The number one goal is to get LDLs down to a level that will let the lipids in your tendons “mobilize” and be dispersed through normal metabolic pathways.
What is a level that will allow lipid mobilization? Very aggressive lowering may be needed. The July 2004 NCEP (National Cholesterol Education Program) guidelines suggest an LDL goal of less than 70 mg/dL for very high risk patients. A target of 50mg/dl may even be appropriate to facilitate recovery from xanthomatosis (widespread xanthomas).
Reducing your LDLs can accomplished with drug therapy and by replacing “bad” fats with “good” fats in your diet. Certain supplements have also proven to be beneficial in lowering LDLs.
First, diet. Dietary cholesterol is not the great evil in your diet, saturated fats are. Saturated fats disrupt your liver’s ability to break down excess cholesterol, and cause it to generate more LDLs. Learning the difference between all the different kinds of fats and avoiding the bad ones is a big step (7).
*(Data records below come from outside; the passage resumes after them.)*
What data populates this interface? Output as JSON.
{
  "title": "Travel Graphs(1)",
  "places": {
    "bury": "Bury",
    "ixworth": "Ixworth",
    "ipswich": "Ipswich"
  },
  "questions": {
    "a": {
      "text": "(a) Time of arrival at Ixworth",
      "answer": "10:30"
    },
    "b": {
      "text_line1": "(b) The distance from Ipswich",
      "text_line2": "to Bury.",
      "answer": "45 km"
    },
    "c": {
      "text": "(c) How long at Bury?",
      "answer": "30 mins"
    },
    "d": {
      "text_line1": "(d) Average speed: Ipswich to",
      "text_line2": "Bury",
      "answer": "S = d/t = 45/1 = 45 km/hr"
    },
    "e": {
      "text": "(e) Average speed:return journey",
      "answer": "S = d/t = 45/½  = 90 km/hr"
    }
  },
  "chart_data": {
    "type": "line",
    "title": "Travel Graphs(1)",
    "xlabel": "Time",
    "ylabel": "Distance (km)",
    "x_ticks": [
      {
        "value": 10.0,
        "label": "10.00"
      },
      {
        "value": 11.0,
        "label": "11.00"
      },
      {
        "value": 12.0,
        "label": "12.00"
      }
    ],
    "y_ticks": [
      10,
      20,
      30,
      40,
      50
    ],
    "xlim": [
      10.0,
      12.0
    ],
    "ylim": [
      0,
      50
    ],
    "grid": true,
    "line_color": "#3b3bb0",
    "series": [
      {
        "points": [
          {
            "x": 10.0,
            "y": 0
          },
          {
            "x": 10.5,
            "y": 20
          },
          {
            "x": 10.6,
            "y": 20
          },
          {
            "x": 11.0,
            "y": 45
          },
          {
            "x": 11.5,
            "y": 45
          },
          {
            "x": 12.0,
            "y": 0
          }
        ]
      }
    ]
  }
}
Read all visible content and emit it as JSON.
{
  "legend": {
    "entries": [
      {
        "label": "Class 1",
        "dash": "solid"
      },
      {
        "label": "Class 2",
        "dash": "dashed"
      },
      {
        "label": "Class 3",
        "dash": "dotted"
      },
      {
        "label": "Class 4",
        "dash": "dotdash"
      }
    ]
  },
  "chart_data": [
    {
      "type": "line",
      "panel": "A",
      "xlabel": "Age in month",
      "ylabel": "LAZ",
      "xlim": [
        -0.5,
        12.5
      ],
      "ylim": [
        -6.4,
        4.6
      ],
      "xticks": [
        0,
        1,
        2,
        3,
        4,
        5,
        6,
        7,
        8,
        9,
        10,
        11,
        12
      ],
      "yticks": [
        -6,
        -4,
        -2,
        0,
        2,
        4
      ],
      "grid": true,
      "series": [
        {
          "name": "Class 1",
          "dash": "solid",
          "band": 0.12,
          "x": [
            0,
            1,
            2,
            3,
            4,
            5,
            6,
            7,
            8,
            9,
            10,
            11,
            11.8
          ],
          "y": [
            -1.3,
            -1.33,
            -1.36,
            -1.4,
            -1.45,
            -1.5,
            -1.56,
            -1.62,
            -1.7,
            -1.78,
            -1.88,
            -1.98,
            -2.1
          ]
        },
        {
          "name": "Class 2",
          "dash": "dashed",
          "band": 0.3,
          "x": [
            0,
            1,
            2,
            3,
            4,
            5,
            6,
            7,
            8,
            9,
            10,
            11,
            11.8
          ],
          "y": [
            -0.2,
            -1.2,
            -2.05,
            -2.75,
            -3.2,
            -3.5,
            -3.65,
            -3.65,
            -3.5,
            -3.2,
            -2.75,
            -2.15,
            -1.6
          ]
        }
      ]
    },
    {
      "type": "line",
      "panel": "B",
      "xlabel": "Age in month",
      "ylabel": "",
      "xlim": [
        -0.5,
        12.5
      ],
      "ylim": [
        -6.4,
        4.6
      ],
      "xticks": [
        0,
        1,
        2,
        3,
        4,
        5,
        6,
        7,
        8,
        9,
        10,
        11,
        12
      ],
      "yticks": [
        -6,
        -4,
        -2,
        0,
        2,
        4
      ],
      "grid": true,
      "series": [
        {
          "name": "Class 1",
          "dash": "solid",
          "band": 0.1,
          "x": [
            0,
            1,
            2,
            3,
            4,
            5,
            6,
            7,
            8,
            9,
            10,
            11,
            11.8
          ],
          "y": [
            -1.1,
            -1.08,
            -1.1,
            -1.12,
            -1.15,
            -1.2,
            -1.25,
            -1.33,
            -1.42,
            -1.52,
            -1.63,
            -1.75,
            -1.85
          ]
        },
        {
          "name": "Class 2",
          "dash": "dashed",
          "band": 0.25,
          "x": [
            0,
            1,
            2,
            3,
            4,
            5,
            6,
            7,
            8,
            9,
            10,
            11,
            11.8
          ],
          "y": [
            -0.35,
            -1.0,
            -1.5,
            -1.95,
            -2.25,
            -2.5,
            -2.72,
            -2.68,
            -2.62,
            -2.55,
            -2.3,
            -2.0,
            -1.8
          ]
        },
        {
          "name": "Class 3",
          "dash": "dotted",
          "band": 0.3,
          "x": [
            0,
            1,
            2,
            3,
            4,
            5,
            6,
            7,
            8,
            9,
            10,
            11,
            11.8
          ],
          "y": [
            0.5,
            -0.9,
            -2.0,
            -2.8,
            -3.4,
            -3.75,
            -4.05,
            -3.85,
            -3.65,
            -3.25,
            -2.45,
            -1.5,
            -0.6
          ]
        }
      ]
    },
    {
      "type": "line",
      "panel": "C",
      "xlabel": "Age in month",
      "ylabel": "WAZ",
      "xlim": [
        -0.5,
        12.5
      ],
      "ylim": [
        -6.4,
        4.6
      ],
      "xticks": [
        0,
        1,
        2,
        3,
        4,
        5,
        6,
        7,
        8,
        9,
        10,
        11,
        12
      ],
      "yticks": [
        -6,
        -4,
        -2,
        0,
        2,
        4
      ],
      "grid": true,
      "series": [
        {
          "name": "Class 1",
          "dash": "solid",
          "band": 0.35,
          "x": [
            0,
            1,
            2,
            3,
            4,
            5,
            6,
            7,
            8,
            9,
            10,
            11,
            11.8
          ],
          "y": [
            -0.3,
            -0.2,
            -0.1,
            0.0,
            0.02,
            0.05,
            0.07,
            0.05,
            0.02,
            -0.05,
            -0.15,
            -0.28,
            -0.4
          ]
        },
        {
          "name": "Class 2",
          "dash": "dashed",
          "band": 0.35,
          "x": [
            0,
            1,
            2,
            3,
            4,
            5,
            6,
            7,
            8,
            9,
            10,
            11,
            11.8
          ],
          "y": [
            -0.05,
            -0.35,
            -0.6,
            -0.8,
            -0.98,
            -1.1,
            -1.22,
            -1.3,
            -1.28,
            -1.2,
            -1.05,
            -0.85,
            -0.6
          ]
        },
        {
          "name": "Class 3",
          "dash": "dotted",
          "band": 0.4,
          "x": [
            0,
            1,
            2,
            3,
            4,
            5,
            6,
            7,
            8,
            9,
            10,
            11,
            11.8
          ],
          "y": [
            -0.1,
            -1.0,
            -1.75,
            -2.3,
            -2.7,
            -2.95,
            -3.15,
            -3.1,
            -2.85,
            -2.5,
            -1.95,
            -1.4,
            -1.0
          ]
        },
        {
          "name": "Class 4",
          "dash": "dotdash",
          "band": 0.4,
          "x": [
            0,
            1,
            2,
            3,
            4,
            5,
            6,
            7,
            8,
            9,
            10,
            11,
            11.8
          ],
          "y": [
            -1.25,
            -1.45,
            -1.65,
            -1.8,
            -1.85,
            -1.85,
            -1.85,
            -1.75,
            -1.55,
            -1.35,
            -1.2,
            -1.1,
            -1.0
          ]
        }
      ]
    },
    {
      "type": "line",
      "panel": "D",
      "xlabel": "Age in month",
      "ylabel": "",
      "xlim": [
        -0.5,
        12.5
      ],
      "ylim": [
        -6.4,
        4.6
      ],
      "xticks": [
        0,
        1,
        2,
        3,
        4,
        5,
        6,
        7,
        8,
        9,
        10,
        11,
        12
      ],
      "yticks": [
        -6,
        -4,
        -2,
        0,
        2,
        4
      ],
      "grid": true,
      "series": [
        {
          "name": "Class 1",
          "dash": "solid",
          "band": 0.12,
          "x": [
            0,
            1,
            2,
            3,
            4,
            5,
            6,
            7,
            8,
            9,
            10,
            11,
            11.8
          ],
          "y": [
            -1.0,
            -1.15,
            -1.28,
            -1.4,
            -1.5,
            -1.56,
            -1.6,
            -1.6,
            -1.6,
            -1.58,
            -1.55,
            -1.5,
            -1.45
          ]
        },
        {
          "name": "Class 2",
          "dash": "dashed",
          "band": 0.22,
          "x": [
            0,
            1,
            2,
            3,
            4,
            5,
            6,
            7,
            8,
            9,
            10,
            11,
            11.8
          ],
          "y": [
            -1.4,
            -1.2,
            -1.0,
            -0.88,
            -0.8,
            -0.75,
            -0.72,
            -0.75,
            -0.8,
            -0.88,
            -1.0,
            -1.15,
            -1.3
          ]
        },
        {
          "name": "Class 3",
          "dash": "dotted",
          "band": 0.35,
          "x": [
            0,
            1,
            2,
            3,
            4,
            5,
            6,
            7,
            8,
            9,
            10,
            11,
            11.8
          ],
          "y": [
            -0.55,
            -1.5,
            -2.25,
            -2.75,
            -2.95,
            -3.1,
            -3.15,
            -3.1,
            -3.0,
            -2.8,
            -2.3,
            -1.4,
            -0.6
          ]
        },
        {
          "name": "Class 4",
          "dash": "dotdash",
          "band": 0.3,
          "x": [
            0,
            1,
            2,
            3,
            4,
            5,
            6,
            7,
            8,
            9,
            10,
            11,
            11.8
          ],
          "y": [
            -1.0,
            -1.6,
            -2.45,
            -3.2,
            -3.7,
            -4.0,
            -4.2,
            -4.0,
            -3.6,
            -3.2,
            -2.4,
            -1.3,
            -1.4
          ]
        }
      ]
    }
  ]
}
Cholesterol generated (synthesized) by your liver is called “biliary cholesterol”, and is responsible for the majority of cholesterol that ends up in your blood. Each day the liver contributes about 75% of your cholesterol compared with about 25% from the diet, so even if dietary cholesterol intake were halved, it would only marginally decrease the amount of cholesterol that could potentially be absorbed by the small intestine. Blocking cholesterol absorption in the small intestine does have great value, however, since it is a pathway for both biliary and dietary cholesterol.
Plant sterols (phytosterols) can have such a blocking effect. Phytosterols make it harder for your body to absorb cholesterol from the small intestine and increase excretion of both and dietary and biliary cholesterol. Phytosterols are available as a supplement and as the primary ingredient in regular and ‘light’ spreads fortified with plant stanol ester. Flaxseed and flaxseed oil are also currently being investigated for possible heart health benefits.
Several types of medicines are used to lower high LDL cholesterol levels.
The miracle drugs of LDL reduction are the HMG-CoA Reductase Inhibitors (Statins). Statins are amazingly effective in lowering cholesterol, especially LDLs. Statins work by slowing cholesterol production in the liver and thus increasing the liver’s ability to remove the LDL-cholesterol already in the blood. All stains are very effective, but if you have to pay for them yourself, generic Lovastatin is currently the most economical alternative. Consumer reports has done an analysis of the cost and effectiveness of statins on their new web site: http://www.CRBestBuyDrugs.org
A new category of lipid lowering drug was created by Zetia (ezetimibe), which has a blocking action instead of limiting cholesterol synthesis. Vytorin is a combination of ezetimibe and simvastatin (Zocor). The statin/ezetimibe combination may be the most effective drug therapy to facilitate recovery from Tendon Xanthoma.
Increasing the dose of statins has a limited effect on reducing LDL-C. It is well established that doubling the dose of a statins only provides a 7 % reduction in LDL-C. By comparison, 80mg of Lovastatin is predicted to reduce LDL from the baseline by about 38%, about the same as Lipitor 10mg. The addition of Zetia 10mg to Lipitor 10mg is predicted to reduce LDL-C by 52% in contrast to the 38% reduction that resulted from doubling the statin dose.
Other cholesterol medicines are less effective or have worse side effects than statins, so unless you can’t tolerate or afford statins, they are the way to go.
A note about long term use of statins... if you experience muscle pain that doesn’t go away, try taking 150-200mg capsules of CoEnzyme Q10 daily. For me, it is an absolute necessity.